"Le droit et le devoir de venir à Paris"

  • A
  • A
"Le droit et le devoir de venir à Paris"
@ EUROPE 1
Partagez sur :

Le président sénégalais Abdoulaye Wade a justifié la présence de dirigeants africains au 14-Juillet.

Abdoulaye Wade était mercredi l’un des 13 chefs d’Etat africains à s’être rendu, à l’invitation de Nicolas Sarkozy, aux cérémonies du 14-Juillet 2010 à Paris. Face aux polémiques soulevés par l’identité de certains de ces dirigeants, et aux accusations de néo-colonialisme visant le chef d’Etat français, le président sénégalais à tenu à défendre son hôte.

"Je crois que le président Sarkozy a cherché à innover", a estimé Abdoulaye Wade sur Europe 1. " Il y avait encore des relents de relations d’anciens pays colonisateurs avec des pays colonisés. Il a voulu innover en profitant du cinquantième anniversaire de l’indépendance d’anciennes colonies pour proposer que tous, avec la France, on partage les fêtes. Nos troupes avaient le droit et le devoir de venir à Paris."

"On est à égalité"

Abdoulaye Wade a toutefois reconnu que "tous les pays ne sont pas des pays démocratiques. Il y a des pays qui font partie de dictature, ou de régimes militaires qui se sont mués en démocratie en organisait des élections. Je l’ai déjà dit devant les instances de l’Union africaine."
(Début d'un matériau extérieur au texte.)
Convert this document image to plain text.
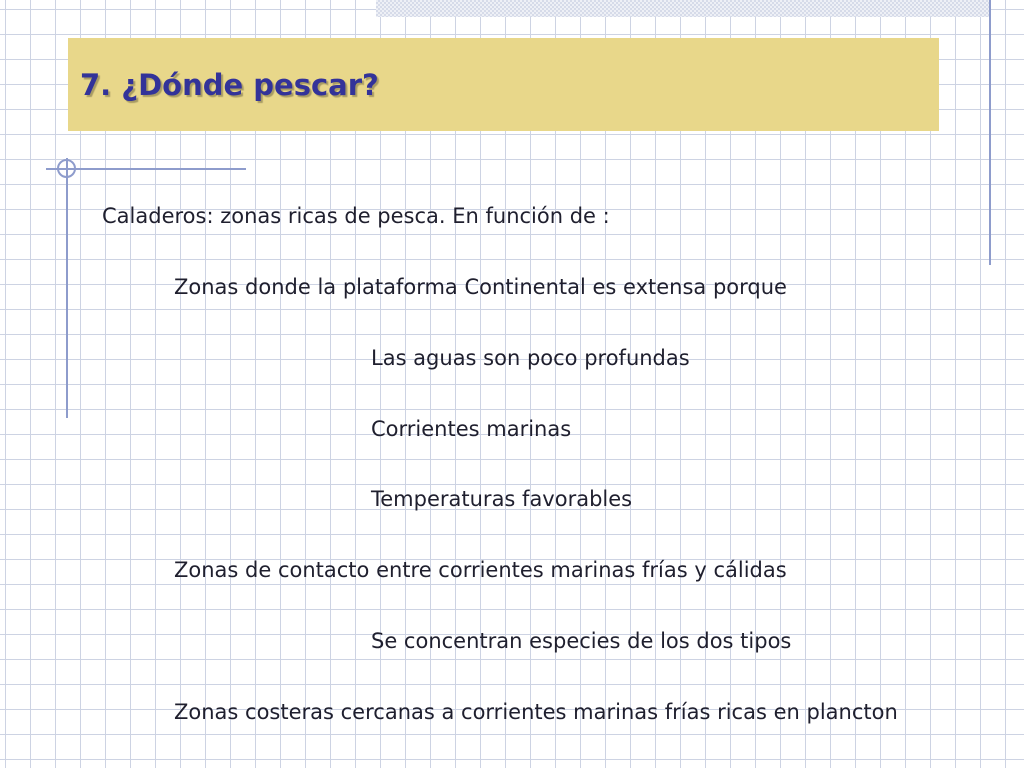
7. ¿Dónde pescar?
Caladeros: zonas ricas de pesca. En función de :
Zonas donde la plataforma Continental es extensa porque
Las aguas son poco profundas
Corrientes marinas
Temperaturas favorables
Zonas de contacto entre corrientes marinas frías y cálidas
Se concentran especies de los dos tipos
Zonas costeras cercanas a corrientes marinas frías ricas en plancton
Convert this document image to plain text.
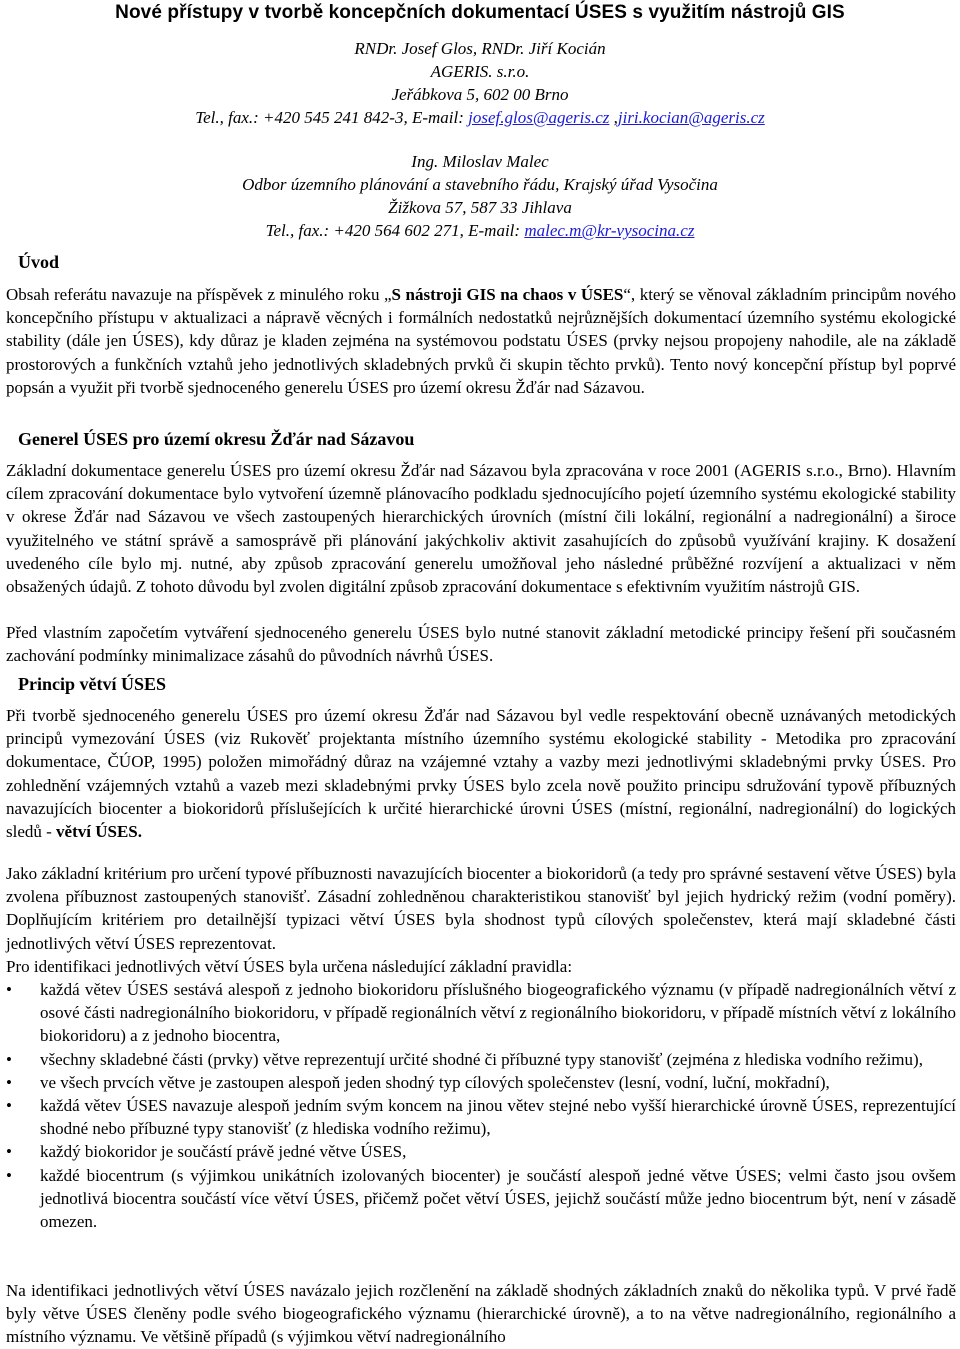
Nové přístupy v tvorbě koncepčních dokumentací ÚSES s využitím nástrojů GIS
RNDr. Josef Glos, RNDr. Jiří Kocián
AGERIS. s.r.o.
Jeřábkova 5, 602 00 Brno
Tel., fax.: +420 545 241 842-3, E-mail: josef.glos@ageris.cz ,jiri.kocian@ageris.cz
Ing. Miloslav Malec
Odbor územního plánování a stavebního řádu, Krajský úřad Vysočina
Žižkova 57, 587 33 Jihlava
Tel., fax.: +420 564 602 271, E-mail: malec.m@kr-vysocina.cz
Úvod
Obsah referátu navazuje na příspěvek z minulého roku „S nástroji GIS na chaos v ÚSES“, který se věnoval základním principům nového koncepčního přístupu v aktualizaci a nápravě věcných i formálních nedostatků nejrůznějších dokumentací územního systému ekologické stability (dále jen ÚSES), kdy důraz je kladen zejména na systémovou podstatu ÚSES (prvky nejsou propojeny nahodile, ale na základě prostorových a funkčních vztahů jeho jednotlivých skladebných prvků či skupin těchto prvků). Tento nový koncepční přístup byl poprvé popsán a využit při tvorbě sjednoceného generelu ÚSES pro území okresu Žďár nad Sázavou.
Generel ÚSES pro území okresu Žďár nad Sázavou
Základní dokumentace generelu ÚSES pro území okresu Žďár nad Sázavou byla zpracována v roce 2001 (AGERIS s.r.o., Brno). Hlavním cílem zpracování dokumentace bylo vytvoření územně plánovacího podkladu sjednocujícího pojetí územního systému ekologické stability v okrese Žďár nad Sázavou ve všech zastoupených hierarchických úrovních (místní čili lokální, regionální a nadregionální) a široce využitelného ve státní správě a samosprávě při plánování jakýchkoliv aktivit zasahujících do způsobů využívání krajiny. K dosažení uvedeného cíle bylo mj. nutné, aby způsob zpracování generelu umožňoval jeho následné průběžné rozvíjení a aktualizaci v něm obsažených údajů. Z tohoto důvodu byl zvolen digitální způsob zpracování dokumentace s efektivním využitím nástrojů GIS.
Před vlastním započetím vytváření sjednoceného generelu ÚSES bylo nutné stanovit základní metodické principy řešení při současném zachování podmínky minimalizace zásahů do původních návrhů ÚSES.
Princip větví ÚSES
Při tvorbě sjednoceného generelu ÚSES pro území okresu Žďár nad Sázavou byl vedle respektování obecně uznávaných metodických principů vymezování ÚSES (viz Rukověť projektanta místního územního systému ekologické stability - Metodika pro zpracování dokumentace, ČÚOP, 1995) položen mimořádný důraz na vzájemné vztahy a vazby mezi jednotlivými skladebnými prvky ÚSES. Pro zohlednění vzájemných vztahů a vazeb mezi skladebnými prvky ÚSES bylo zcela nově použito principu sdružování typově příbuzných navazujících biocenter a biokoridorů příslušejících k určité hierarchické úrovni ÚSES (místní, regionální, nadregionální) do logických sledů - větví ÚSES.
Jako základní kritérium pro určení typové příbuznosti navazujících biocenter a biokoridorů (a tedy pro správné sestavení větve ÚSES) byla zvolena příbuznost zastoupených stanovišť. Zásadní zohledněnou charakteristikou stanovišť byl jejich hydrický režim (vodní poměry). Doplňujícím kritériem pro detailnější typizaci větví ÚSES byla shodnost typů cílových společenstev, která mají skladebné části jednotlivých větví ÚSES reprezentovat.
Pro identifikaci jednotlivých větví ÚSES byla určena následující základní pravidla:
• každá větev ÚSES sestává alespoň z jednoho biokoridoru příslušného biogeografického významu (v případě nadregionálních větví z osové části nadregionálního biokoridoru, v případě regionálních větví z regionálního biokoridoru, v případě místních větví z lokálního biokoridoru) a z jednoho biocentra,
• všechny skladebné části (prvky) větve reprezentují určité shodné či příbuzné typy stanovišť (zejména z hlediska vodního režimu),
• ve všech prvcích větve je zastoupen alespoň jeden shodný typ cílových společenstev (lesní, vodní, luční, mokřadní),
• každá větev ÚSES navazuje alespoň jedním svým koncem na jinou větev stejné nebo vyšší hierarchické úrovně ÚSES, reprezentující shodné nebo příbuzné typy stanovišť (z hlediska vodního režimu),
• každý biokoridor je součástí právě jedné větve ÚSES,
• každé biocentrum (s výjimkou unikátních izolovaných biocenter) je součástí alespoň jedné větve ÚSES; velmi často jsou ovšem jednotlivá biocentra součástí více větví ÚSES, přičemž počet větví ÚSES, jejichž součástí může jedno biocentrum být, není v zásadě omezen.
Na identifikaci jednotlivých větví ÚSES navázalo jejich rozčlenění na základě shodných základních znaků do několika typů. V prvé řadě byly větve ÚSES členěny podle svého biogeografického významu (hierarchické úrovně), a to na větve nadregionálního, regionálního a místního významu. Ve většině případů (s výjimkou větví nadregionálního
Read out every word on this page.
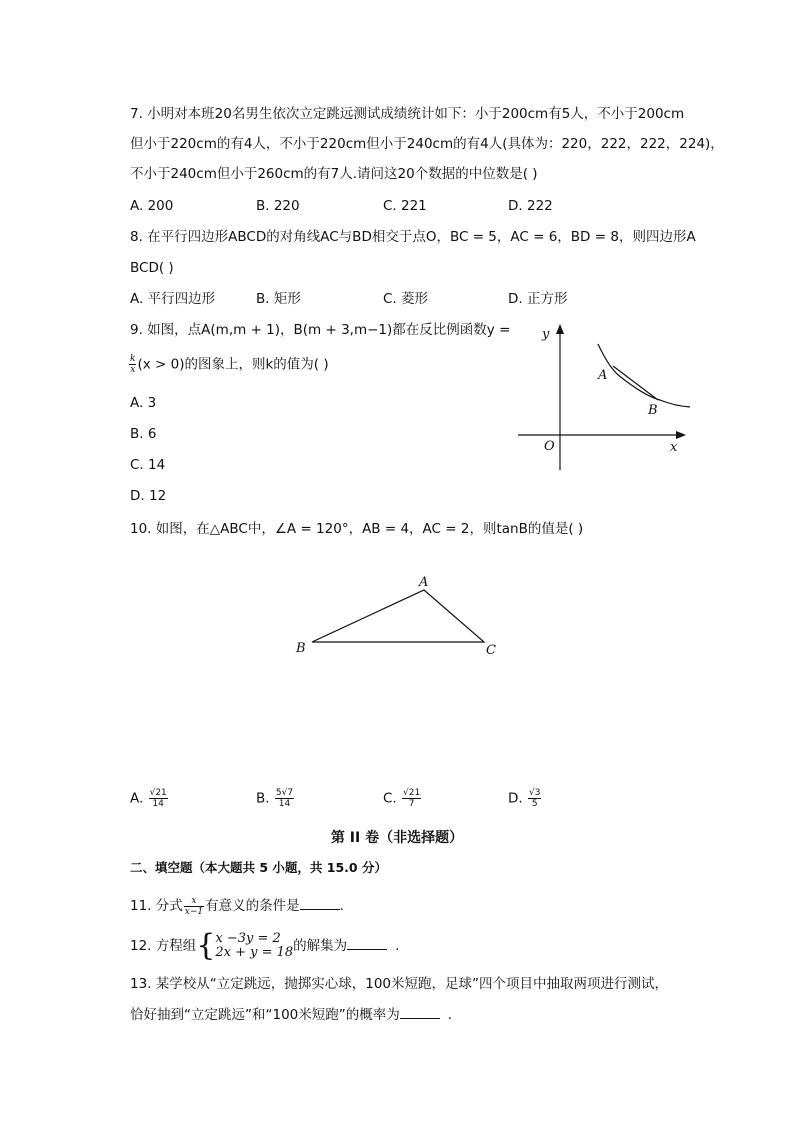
7. 小明对本班20名男生依次立定跳远测试成绩统计如下：小于200cm有5人，不小于200cm
但小于220cm的有4人，不小于220cm但小于240cm的有4人(具体为：220，222，222，224)，
不小于240cm但小于260cm的有7人.请问这20个数据的中位数是( )
A. 200	B. 220	C. 221	D. 222
8. 在平行四边形ABCD的对角线AC与BD相交于点O，BC = 5，AC = 6，BD = 8，则四边形A
BCD( )
A. 平行四边形	B. 矩形	C. 菱形	D. 正方形
9. 如图，点A(m,m + 1)，B(m + 3,m−1)都在反比例函数y =
$\frac{k}{x} (x > 0)$的图象上，则k的值为( )
A. 3
B. 6
C. 14
D. 12
y
x
O
A
B
10. 如图，在△ABC中，∠A = 120°，AB = 4，AC = 2，则tanB的值是( )
A
B	C
A. $\frac{√21}{14}$	B. $\frac{5√7}{14}$	C. $\frac{√21}{7}$	D. $\frac{√3}{5}$
第 II 卷（非选择题）
二、填空题（本大题共 5 小题，共 15.0 分）
11. 分式 $\frac{x}{x-1}$ 有意义的条件是	.
12. 方程组{ x −3y = 2
2x + y = 18 的解集为	.
13. 某学校从“立定跳远，抛掷实心球，100米短跑，足球”四个项目中抽取两项进行测试，
恰好抽到“立定跳远”和“100米短跑”的概率为	.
Mais pour le chef d’Etat sénégalais, cette cérémonie a surtout illustré les nouvelles relations entre la France et ses anciens territoires. "On est à égalité. Si je devais résumer en un mot ce qui s’est passé, je dirais indépendance. Notre indépendance a été consacrée aujourd’hui. Les Africains ont montré qu’ils sont indépendants par rapport à la France. Mais il y a une coopération. Donc indépendance et coopération", a-t-il déclaré. Pour lui, les "contestataires professionnels" français sont " en mal de combats contre le colonialisme, car il n’y a plus de colonialisme".

"Pas l’intention de mettre mon fils à ma place"

Et pour se concentrer sur le cas sénégalais, Abdoulaye Wade a rappelé qu’il venait de "récupérer les bases françaises au Sénégal. Et ça s’est très bien passé. Lorsque nous avons décidé avec M. Sarkozy d’utiliser le symbole de la descente du drapeau français et de la montée du drapeau sénégalais, beaucoup de gens ont protesté en France. Mais Nicolas Sarkozy l’a accepté parce que dans tous les pays du monde, la transmission de souveraineté se fait comme ça. C’est respecter le Sénégal que de l’accepter."

Enfin, Abdoulaye Wade a répondu à ceux qui l’accusent de vouloir promouvoir son fils pour un jour lui succéder. "Je n’ai pas l’intention de mettre mon fils à ma place avant de partir. Mais c’est un citoyen sénégalais, il a le droit de faire de la politique et il est libre de se présenter aux élections quand il voudra", a-t-il avancé. "C’est une injure au peuple sénégalais de la dire. Nous votons depuis plus d’un siècle. Aujourd’hui dire que les Sénégalais vont accepter que quelqu’un, même qu’ils aiment bien, va leur dire : "maintenant, vous prenez mon fils ! " Ça n’existe pas."